Photo the Telegram
Yet another death of marine life mystery for the East Coast of Canada as lobsters, connors, starfish and crab are washing up dead along the beaches of Norris Point, NL, Canada.
DECKERS COVE, N.L. - Josephine Chubbs was shocked to see a large number of sea creatures wash up on the beach near her Norris Point home. Chubbs lives in an area known as Deckers Cove. “Our backyard is right on the ocean,” she said by phone Monday.
She estimates there were 100 lobsters alone. “It was babies, from two inches to measured (harvestable) lobsters.”
Chubbs, who is the custodian at the Bonne Bay Marine Station, was ready to do what she could to get the creatures to the tanks at the marine station, but everything was dead. “There was nothing that I could help save.”
She later called Bob Hooper; the retired MUN professor is the founding director of the station and still volunteers there, to get his thoughts on the discovery.
From the pictures she sent, Hooper was struck that there was a mixture of species, so he feels the creatures were not killed by a disease.
“Everything looked very healthy, apart from being dead,” he said.
He also noted that all the creatures washed up reach their northern limit in Newfoundland and are not things that are found in Labrador.
“The significance of that is it suggests that cold is the problem.”
He’s seen mortalities dozens of times between the fall and this time of year related to water temperatures getting close to and below freezing.
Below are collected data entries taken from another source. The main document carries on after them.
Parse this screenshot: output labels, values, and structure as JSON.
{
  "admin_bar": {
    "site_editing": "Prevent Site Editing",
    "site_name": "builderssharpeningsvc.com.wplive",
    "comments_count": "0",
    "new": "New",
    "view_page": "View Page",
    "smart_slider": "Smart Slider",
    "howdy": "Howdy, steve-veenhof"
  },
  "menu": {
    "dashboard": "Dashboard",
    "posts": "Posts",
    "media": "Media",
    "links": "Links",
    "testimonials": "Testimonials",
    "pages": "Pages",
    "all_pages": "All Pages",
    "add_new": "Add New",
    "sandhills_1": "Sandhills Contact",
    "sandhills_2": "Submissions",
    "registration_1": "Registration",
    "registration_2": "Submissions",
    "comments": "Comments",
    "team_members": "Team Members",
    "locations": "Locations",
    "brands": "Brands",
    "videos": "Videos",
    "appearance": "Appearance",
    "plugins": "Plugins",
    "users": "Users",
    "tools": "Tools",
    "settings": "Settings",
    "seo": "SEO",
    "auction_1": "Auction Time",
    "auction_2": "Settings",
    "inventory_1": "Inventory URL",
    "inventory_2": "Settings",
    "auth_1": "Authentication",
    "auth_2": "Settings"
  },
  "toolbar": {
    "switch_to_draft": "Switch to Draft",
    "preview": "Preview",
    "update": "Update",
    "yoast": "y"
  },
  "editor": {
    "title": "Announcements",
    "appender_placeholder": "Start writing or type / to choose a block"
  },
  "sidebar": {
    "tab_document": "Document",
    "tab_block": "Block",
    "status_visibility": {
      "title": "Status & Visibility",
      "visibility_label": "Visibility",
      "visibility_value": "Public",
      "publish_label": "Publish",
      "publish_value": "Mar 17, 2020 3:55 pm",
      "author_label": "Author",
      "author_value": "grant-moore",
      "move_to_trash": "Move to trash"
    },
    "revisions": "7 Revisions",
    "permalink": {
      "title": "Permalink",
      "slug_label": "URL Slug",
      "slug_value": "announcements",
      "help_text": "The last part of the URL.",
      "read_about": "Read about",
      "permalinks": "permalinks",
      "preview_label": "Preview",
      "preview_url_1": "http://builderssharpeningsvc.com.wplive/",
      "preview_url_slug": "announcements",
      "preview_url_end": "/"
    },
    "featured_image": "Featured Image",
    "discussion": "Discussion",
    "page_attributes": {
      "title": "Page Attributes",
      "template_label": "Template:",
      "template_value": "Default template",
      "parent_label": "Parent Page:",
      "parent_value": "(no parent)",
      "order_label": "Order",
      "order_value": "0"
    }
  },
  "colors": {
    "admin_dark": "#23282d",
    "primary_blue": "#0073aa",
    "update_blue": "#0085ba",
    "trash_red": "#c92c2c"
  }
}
“Even it goes down a fraction of a degree it might make the difference between a connor being alive and a connor being dead.”
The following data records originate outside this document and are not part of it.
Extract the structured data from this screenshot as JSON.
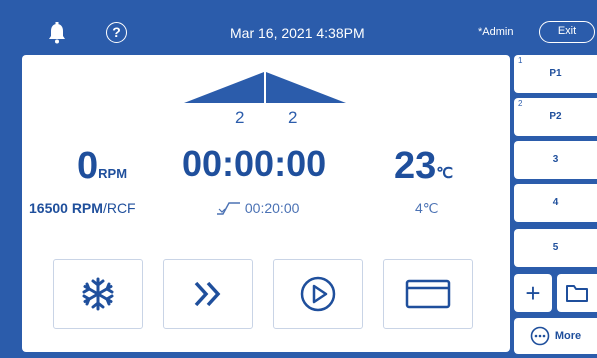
{
  "header": {
    "datetime": "Mar 16, 2021 4:38PM",
    "user": "*Admin",
    "exit_label": "Exit",
    "help_glyph": "?",
    "icons": [
      "bell-icon",
      "help-icon"
    ]
  },
  "main": {
    "accel_level": "2",
    "decel_level": "2",
    "speed": {
      "value": "0",
      "unit": "RPM"
    },
    "timer": "00:00:00",
    "temperature": {
      "value": "23",
      "unit": "℃"
    },
    "max_speed": "16500 RPM",
    "max_speed_sep": "/",
    "max_speed_mode": "RCF",
    "set_time": "00:20:00",
    "set_temp": "4℃",
    "buttons": [
      "snowflake-icon",
      "fast-forward-icon",
      "play-icon",
      "window-icon"
    ]
  },
  "programs": [
    {
      "index": "1",
      "label": "P1"
    },
    {
      "index": "2",
      "label": "P2"
    },
    {
      "index": "",
      "label": "3"
    },
    {
      "index": "",
      "label": "4"
    },
    {
      "index": "",
      "label": "5"
    }
  ],
  "side": {
    "add_glyph": "+",
    "more_label": "More"
  },
  "colors": {
    "background": "#2b5cab",
    "panel": "#ffffff",
    "accent": "#1f4f9c"
  }
}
He said the loss is probably worse than it looked, as its possible more creatures than what washed up were affected, but hopes it’s localized to the shoal waters in front of Chubb’s house.
Something similar to this happened in Nova Scotia a few weeks ago as thousands of dead fish, starfish, crabs, clams, scallops and lobster washed up on the shore causing concern for public and scientists alike.